The undertaking also involves researchers at the University of Alabama; UC Berkeley; University of Massachusetts, Boston; University of Mississippi; University of Nevada, Reno; Temple University; Texas Tech University; University of Tennessee; and Vanderbilt University Medical Center.
The institute is part of the NSF’s strategy to create large research teams across disciplines and regions to investigate “rules of life” principles — fundamental life processes ranging from biomes to the Earth. This initiative aims to focus on resilience as one such “rule”, applying what they learn about the amphibians’ recovery from a newly emerged fungal to understand how other living systems can bounce back from global change stressors.
“More locally, the RIBBiTR work will support our 20-plus year efforts to document, understand, and support the resilience (recovery) of endangered frogs in California’s iconic mountain range,” noted UCSB’s Briggs, Knapp and Smith. “Our work is significant because it simultaneously contributes to academic knowledge about a range of diseases and their hosts, and it directly enhances the conservation of California’s mountain yellow-legged frogs”.
The researchers further hope to gain a better understanding of the factors underlying the resilience shown by the mountain yellow-legged frog.
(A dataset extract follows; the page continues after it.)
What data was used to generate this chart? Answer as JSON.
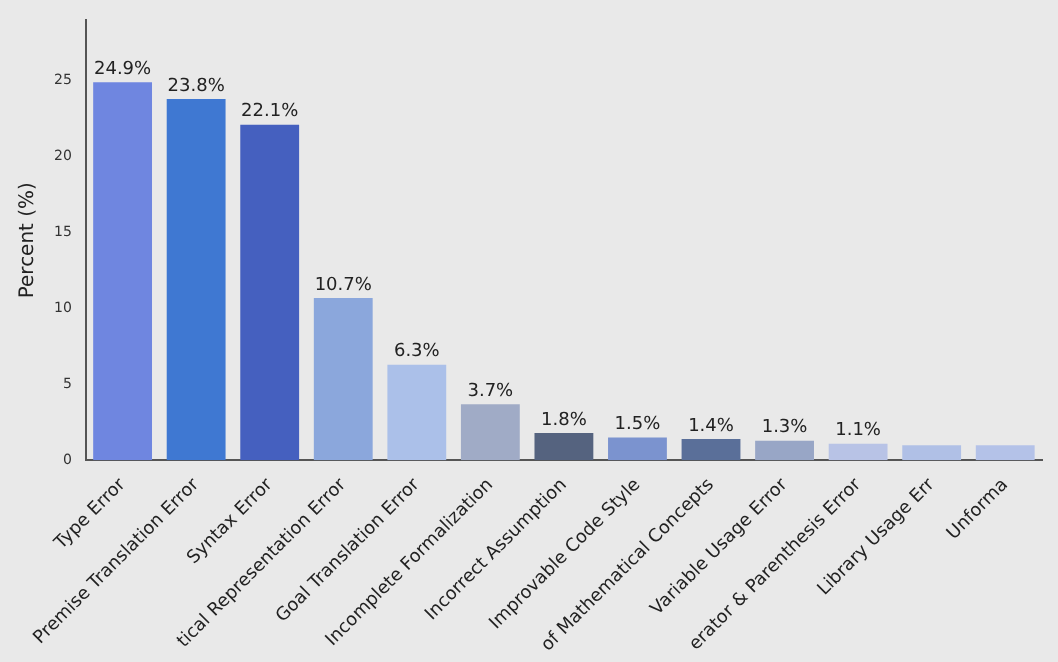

This includes describing the targets of natural selection that have led to increased resistance against the amphibian chytrid fungus, and how these changes in frog susceptibility have increased frog survival in the face of ongoing infection.
The collective RIBBiTR team also is charged with developing curriculum and programs that will train the next generation of biologists to employ an integrative approach to their science.
Why should we care about frogs and the like?
“Amphibians’ skins and secretions can have medicinal properties,” added Pitts’ Richards-Zawacki. “They are also canaries in the coal mine for environmental impacts, partly because they have thin skin and are exposed to contaminants both in water and on land, so they share threats with other organisms.”